ISS não incide em contratos de franquia
O contrato de franquia tem como atividade-fim a cessão de um modelo de negócio para o qual concorrem uma multiplicidade de atividades de ambas as partes.
quinta-feira, 2 de março de 2017
Atualizado em 1 de março de 2017 14:36
Prática de origem estrangeira, o franchising se caracteriza pelo acordo entre franqueador e franqueado por meio do qual o último passa a usar o modelo de negócio e a marca do primeiro.
A marca é inserida, aí, como parte importante do modelo de negócio e como uma das responsáveis por permitir que o franqueado já obtenha um certo número de clientes (por ela atraídos) logo no início de seu novo empreendimento (SHERMAN, Andrew J. Franchising & licensing: two powerful ways to grow your business in any economy. 3 ed.
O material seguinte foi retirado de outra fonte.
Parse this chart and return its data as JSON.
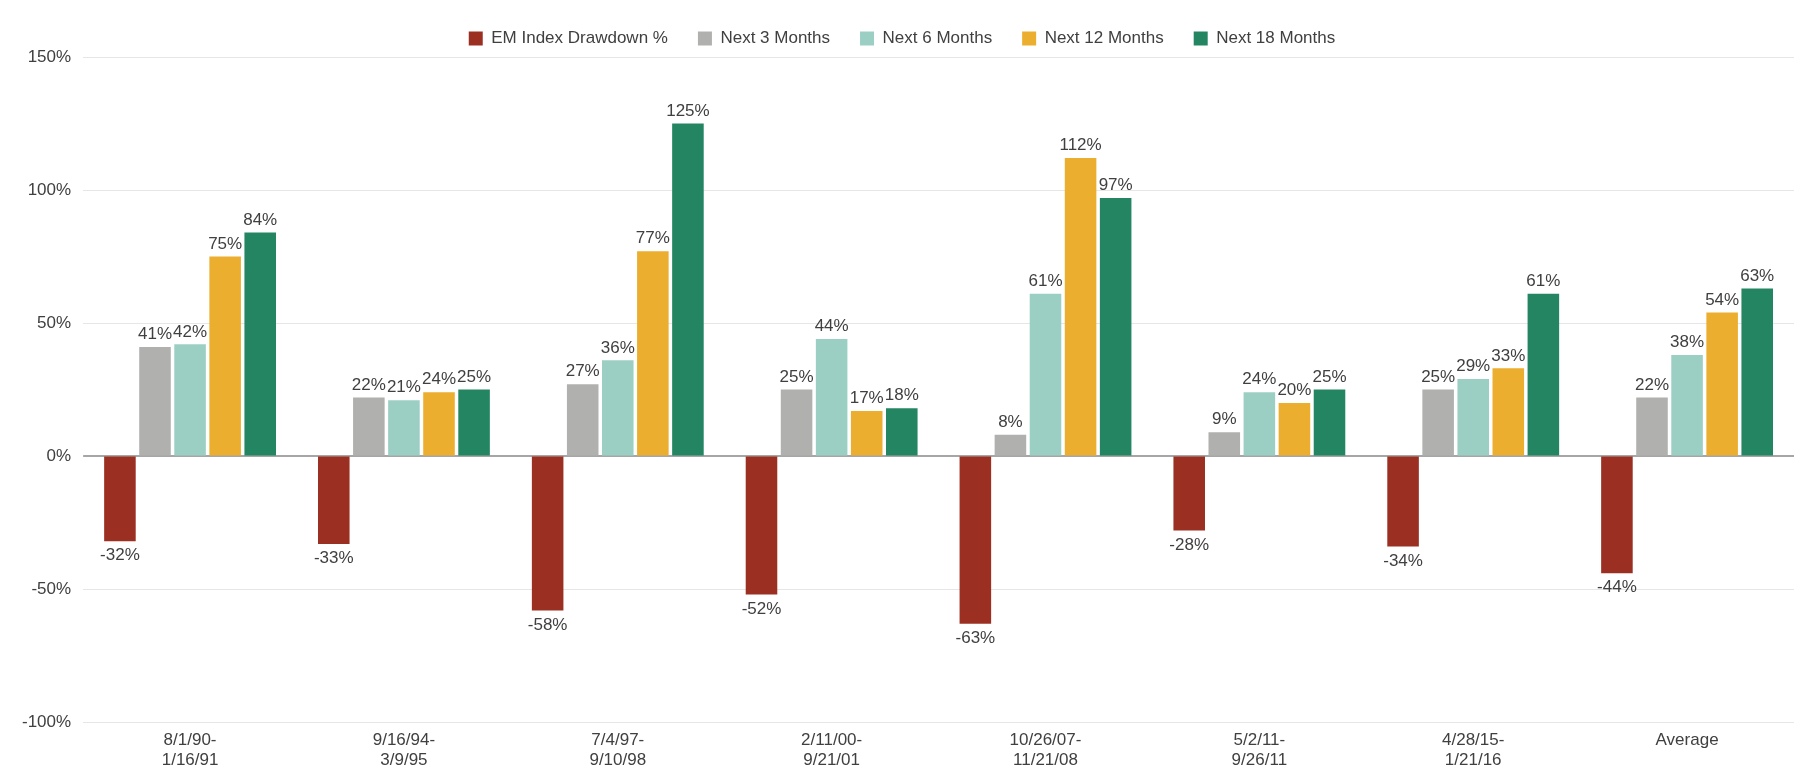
{
  "chart_data": {
    "type": "bar",
    "categories": [
      "8/1/90-\n1/16/91",
      "9/16/94-\n3/9/95",
      "7/4/97-\n9/10/98",
      "2/11/00-\n9/21/01",
      "10/26/07-\n11/21/08",
      "5/2/11-\n9/26/11",
      "4/28/15-\n1/21/16",
      "Average"
    ],
    "series": [
      {
        "name": "EM Index Drawdown %",
        "color": "#9b3022",
        "values": [
          -32,
          -33,
          -58,
          -52,
          -63,
          -28,
          -34,
          -44
        ],
        "value_labels": [
          "-32%",
          "-33%",
          "-58%",
          "-52%",
          "-63%",
          "-28%",
          "-34%",
          "-44%"
        ]
      },
      {
        "name": "Next 3 Months",
        "color": "#b0b0ae",
        "values": [
          41,
          22,
          27,
          25,
          8,
          9,
          25,
          22
        ],
        "value_labels": [
          "41%",
          "22%",
          "27%",
          "25%",
          "8%",
          "9%",
          "25%",
          "22%"
        ]
      },
      {
        "name": "Next 6 Months",
        "color": "#9ccfc4",
        "values": [
          42,
          21,
          36,
          44,
          61,
          24,
          29,
          38
        ],
        "value_labels": [
          "42%",
          "21%",
          "36%",
          "44%",
          "61%",
          "24%",
          "29%",
          "38%"
        ]
      },
      {
        "name": "Next 12 Months",
        "color": "#ecae2f",
        "values": [
          75,
          24,
          77,
          17,
          112,
          20,
          33,
          54
        ],
        "value_labels": [
          "75%",
          "24%",
          "77%",
          "17%",
          "112%",
          "20%",
          "33%",
          "54%"
        ]
      },
      {
        "name": "Next 18 Months",
        "color": "#248563",
        "values": [
          84,
          25,
          125,
          18,
          97,
          25,
          61,
          63
        ],
        "value_labels": [
          "84%",
          "25%",
          "125%",
          "18%",
          "97%",
          "25%",
          "61%",
          "63%"
        ]
      }
    ],
    "ylim": [
      -100,
      150
    ],
    "yticks": [
      {
        "value": -100,
        "label": "-100%"
      },
      {
        "value": -50,
        "label": "-50%"
      },
      {
        "value": 0,
        "label": "0%"
      },
      {
        "value": 50,
        "label": "50%"
      },
      {
        "value": 100,
        "label": "100%"
      },
      {
        "value": 150,
        "label": "150%"
      }
    ],
    "grid": "y",
    "legend": "top"
  }
}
New York: American Management Association, 2004, p.11-12). O conjunto de direitos dados ao franqueado costuma ser amplo, usualmente abarcando um conjunto de marcas e códigos (logotipo, design, uniformes, etc.) e, em especial, o "know-how", cuja transmissão se dá por meio de manuais, programas de treinamento e de suporte (SHERMAN, op. cit., p.107).
Em poucas palavras: cuida de espécie de "locação" ou "cessão" de um modelo de negócio, mediante pagamento de valor, enquanto durar o uso ou locação do negócio em questão.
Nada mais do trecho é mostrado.